Alan Bateman Alan.Bateman at oracle.com
Tue Aug 9 11:43:14 UTC 2011

A few months back there was a bug report [1] pointing out that it's 
possible to continue writing to a BufferedWriter after invoking its 
close method and the close fails. A similar issue arises with 
BufferedOutputStream and other classes. At issue is whether a stream (or 
more generally a resource) is considered closed in the event that the 
close method fails. This isn't something that Closeable is clear on. Joe 
tells me that this didn't come up in the Coin discussions on 
try-with-resources either.

I think it's safe to say that it would be desirable that close releases 
the resources for failing cases as otherwise the resources may never be 
released (esp. with try-with-resources usages). Furthermore, when there 
are multiple resources involved, or cases like the bug report where one 
stream wraps another, then it would be desirable to keep the state of 
the resources in sync.

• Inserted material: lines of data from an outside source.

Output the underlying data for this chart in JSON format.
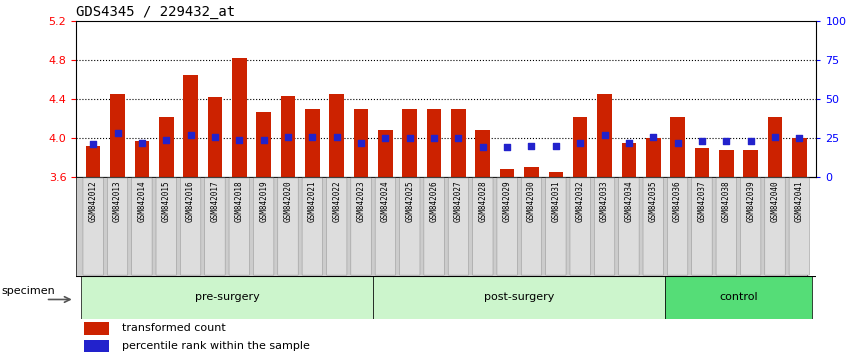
{
  "title": "GDS4345 / 229432_at",
  "samples": [
    "GSM842012",
    "GSM842013",
    "GSM842014",
    "GSM842015",
    "GSM842016",
    "GSM842017",
    "GSM842018",
    "GSM842019",
    "GSM842020",
    "GSM842021",
    "GSM842022",
    "GSM842023",
    "GSM842024",
    "GSM842025",
    "GSM842026",
    "GSM842027",
    "GSM842028",
    "GSM842029",
    "GSM842030",
    "GSM842031",
    "GSM842032",
    "GSM842033",
    "GSM842034",
    "GSM842035",
    "GSM842036",
    "GSM842037",
    "GSM842038",
    "GSM842039",
    "GSM842040",
    "GSM842041"
  ],
  "transformed_count": [
    3.92,
    4.45,
    3.97,
    4.22,
    4.65,
    4.42,
    4.82,
    4.27,
    4.43,
    4.3,
    4.45,
    4.3,
    4.08,
    4.3,
    4.3,
    4.3,
    4.08,
    3.68,
    3.7,
    3.65,
    4.22,
    4.45,
    3.95,
    4.0,
    4.22,
    3.9,
    3.88,
    3.88,
    4.22,
    4.0
  ],
  "percentile_rank": [
    21,
    28,
    22,
    24,
    27,
    26,
    24,
    24,
    26,
    26,
    26,
    22,
    25,
    25,
    25,
    25,
    19,
    19,
    20,
    20,
    22,
    27,
    22,
    26,
    22,
    23,
    23,
    23,
    26,
    25
  ],
  "groups": [
    {
      "name": "pre-surgery",
      "start": 0,
      "end": 12
    },
    {
      "name": "post-surgery",
      "start": 12,
      "end": 24
    },
    {
      "name": "control",
      "start": 24,
      "end": 30
    }
  ],
  "group_colors": [
    "#ccf5cc",
    "#ccf5cc",
    "#55dd77"
  ],
  "ylim": [
    3.6,
    5.2
  ],
  "yticks_left": [
    3.6,
    4.0,
    4.4,
    4.8,
    5.2
  ],
  "yticks_right": [
    0,
    25,
    50,
    75,
    100
  ],
  "bar_color": "#cc2200",
  "dot_color": "#2222cc",
  "bar_bottom": 3.6,
  "specimen_label": "specimen"
}
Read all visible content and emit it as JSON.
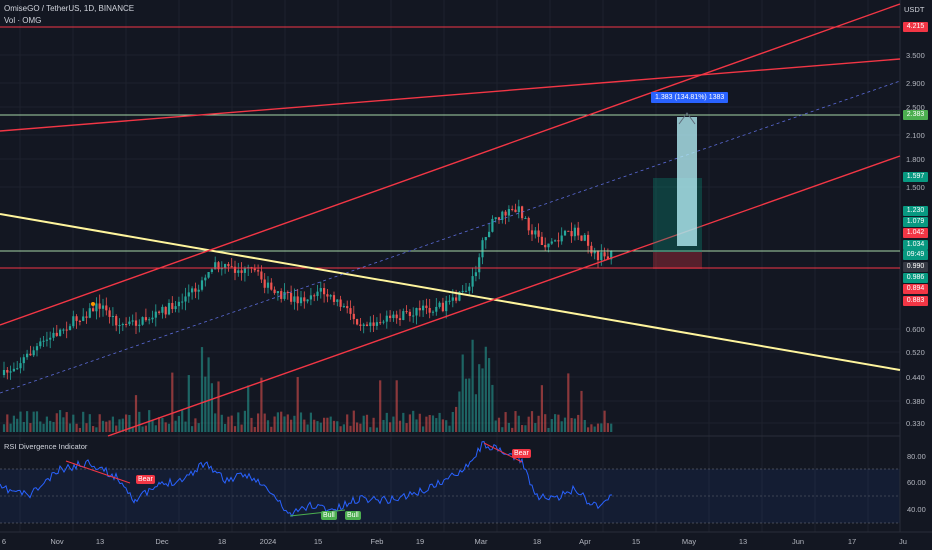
{
  "legend": {
    "symbol_line": "OmiseGO / TetherUS, 1D, BINANCE",
    "volume_line": "Vol · OMG"
  },
  "axis": {
    "currency": "USDT",
    "price_ticks": [
      "3.500",
      "2.900",
      "2.500",
      "2.100",
      "1.800",
      "1.500",
      "0.600",
      "0.520",
      "0.440",
      "0.380",
      "0.330"
    ],
    "time_ticks": [
      "6",
      "Nov",
      "13",
      "Dec",
      "18",
      "2024",
      "15",
      "Feb",
      "19",
      "Mar",
      "18",
      "Apr",
      "15",
      "May",
      "13",
      "Jun",
      "17",
      "Ju"
    ]
  },
  "price_tags": [
    {
      "text": "4.215",
      "color": "#f23645"
    },
    {
      "text": "2.383",
      "color": "#4caf50"
    },
    {
      "text": "1.597",
      "color": "#089981"
    },
    {
      "text": "1.230",
      "color": "#089981"
    },
    {
      "text": "1.079",
      "color": "#089981"
    },
    {
      "text": "1.042",
      "color": "#f23645"
    },
    {
      "text": "1.034",
      "color": "#089981"
    },
    {
      "text": "09:49",
      "color": "#089981"
    },
    {
      "text": "0.990",
      "color": "#363a45"
    },
    {
      "text": "0.986",
      "color": "#089981"
    },
    {
      "text": "0.894",
      "color": "#f23645"
    },
    {
      "text": "0.883",
      "color": "#f23645"
    }
  ],
  "position_tool": {
    "label": "1.383 (134.81%) 1383"
  },
  "rsi": {
    "title": "RSI Divergence Indicator",
    "ticks": [
      "80.00",
      "60.00",
      "40.00"
    ],
    "labels": [
      {
        "text": "Bear",
        "kind": "bear"
      },
      {
        "text": "Bull",
        "kind": "bull"
      },
      {
        "text": "Bull",
        "kind": "bull"
      },
      {
        "text": "Bear",
        "kind": "bear"
      }
    ]
  },
  "colors": {
    "up": "#26a69a",
    "down": "#ef5350",
    "resistance_red": "#f23645",
    "support_green": "#a5d6a7",
    "trend_yellow": "#fff59d",
    "rsi_line": "#2962ff"
  }
}
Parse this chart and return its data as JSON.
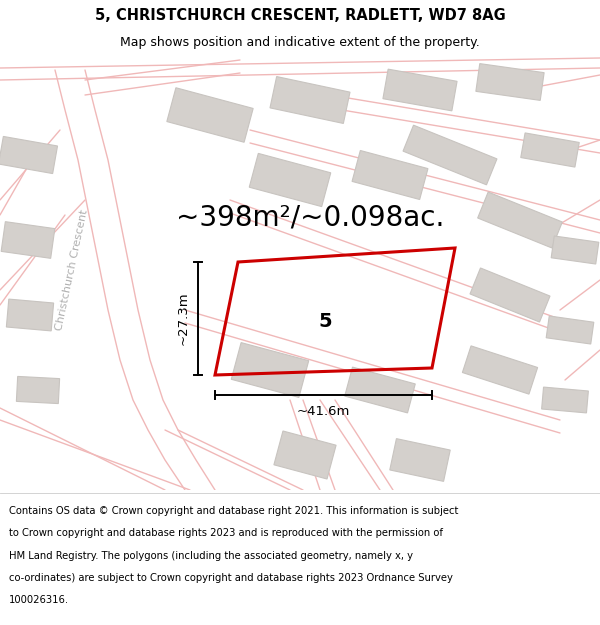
{
  "title_line1": "5, CHRISTCHURCH CRESCENT, RADLETT, WD7 8AG",
  "title_line2": "Map shows position and indicative extent of the property.",
  "area_text": "~398m²/~0.098ac.",
  "dim_width": "~41.6m",
  "dim_height": "~27.3m",
  "plot_number": "5",
  "footer_lines": [
    "Contains OS data © Crown copyright and database right 2021. This information is subject",
    "to Crown copyright and database rights 2023 and is reproduced with the permission of",
    "HM Land Registry. The polygons (including the associated geometry, namely x, y",
    "co-ordinates) are subject to Crown copyright and database rights 2023 Ordnance Survey",
    "100026316."
  ],
  "bg_color": "#ffffff",
  "map_bg": "#efefef",
  "road_color": "#f0b8b8",
  "building_color": "#d4d0cc",
  "building_edge": "#c8c4c0",
  "plot_color": "#cc0000",
  "street_label": "Christchurch Crescent",
  "title_fontsize": 10.5,
  "subtitle_fontsize": 9,
  "area_fontsize": 20,
  "footer_fontsize": 7.2,
  "dim_label_fontsize": 9.5,
  "plot_label_fontsize": 14,
  "street_label_fontsize": 8
}
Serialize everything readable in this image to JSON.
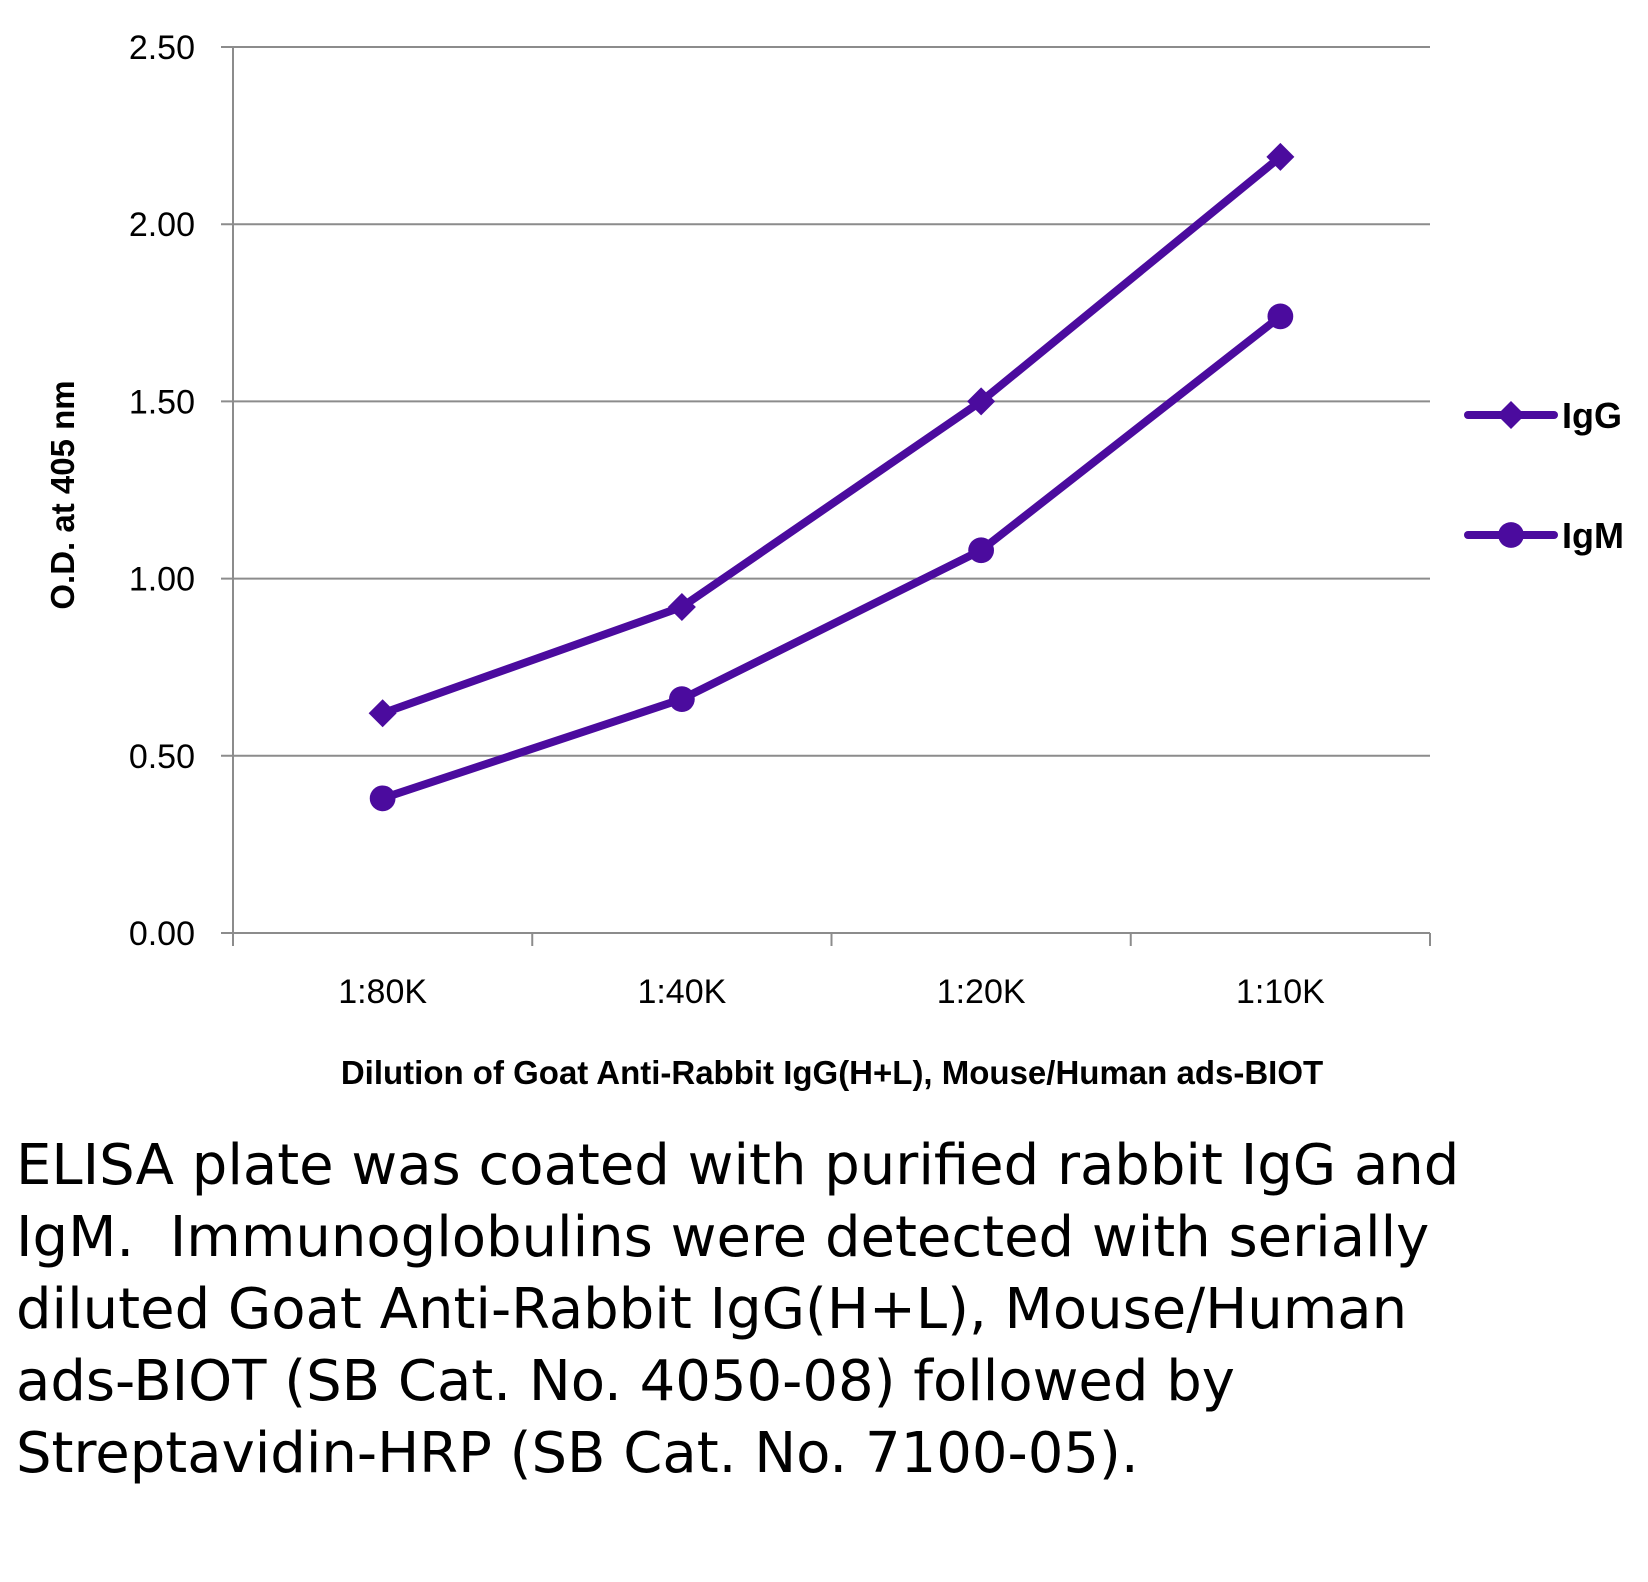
{
  "chart_data": {
    "type": "line",
    "categories": [
      "1:80K",
      "1:40K",
      "1:20K",
      "1:10K"
    ],
    "series": [
      {
        "name": "IgG",
        "marker": "diamond",
        "values": [
          0.62,
          0.92,
          1.5,
          2.19
        ]
      },
      {
        "name": "IgM",
        "marker": "circle",
        "values": [
          0.38,
          0.66,
          1.08,
          1.74
        ]
      }
    ],
    "xlabel": "Dilution of Goat Anti-Rabbit IgG(H+L), Mouse/Human ads-BIOT",
    "ylabel": "O.D. at 405 nm",
    "ylim": [
      0,
      2.5
    ],
    "yticks": [
      "0.00",
      "0.50",
      "1.00",
      "1.50",
      "2.00",
      "2.50"
    ],
    "grid": true,
    "legend_position": "right",
    "color": "#4B0B9E"
  },
  "caption": "ELISA plate was coated with purified rabbit IgG and IgM.  Immunoglobulins were detected with serially diluted Goat Anti-Rabbit IgG(H+L), Mouse/Human ads-BIOT (SB Cat. No. 4050-08) followed by Streptavidin-HRP (SB Cat. No. 7100-05)."
}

To that end, the changes here propose adding an 
advisory note to AutoCloseable to advise implementers to release the 
underlying resources and to mark the resource as closed prior to 
throwing the exception.

For the specific buffering classes discussed at the time, these are 
changed to follow this advise (but their javadoc isn't changed as there 
may be other implementations or these classes extended in many ways). In 
the case of BufferedWriter it is also fixed so that any exception from 
flushing the underlying writer isn't supplanted by the exception from 
close. In the case of FilterOutputStream (BufferedOutputStream extends 
it) then it is fixed so that it doesn't ignore the exception thrown when 
flushing the underlying stream. This is clearly the right thing to do 
but it does mean that close can now throw an IOException for a case 
where it didn't before. For now I don't propose to include a 
compatibility switch but this may be something that has to revisited 
later. There are other classes in java.io that could also be cleaned up 
but I don't propose to do a complete audit at this time.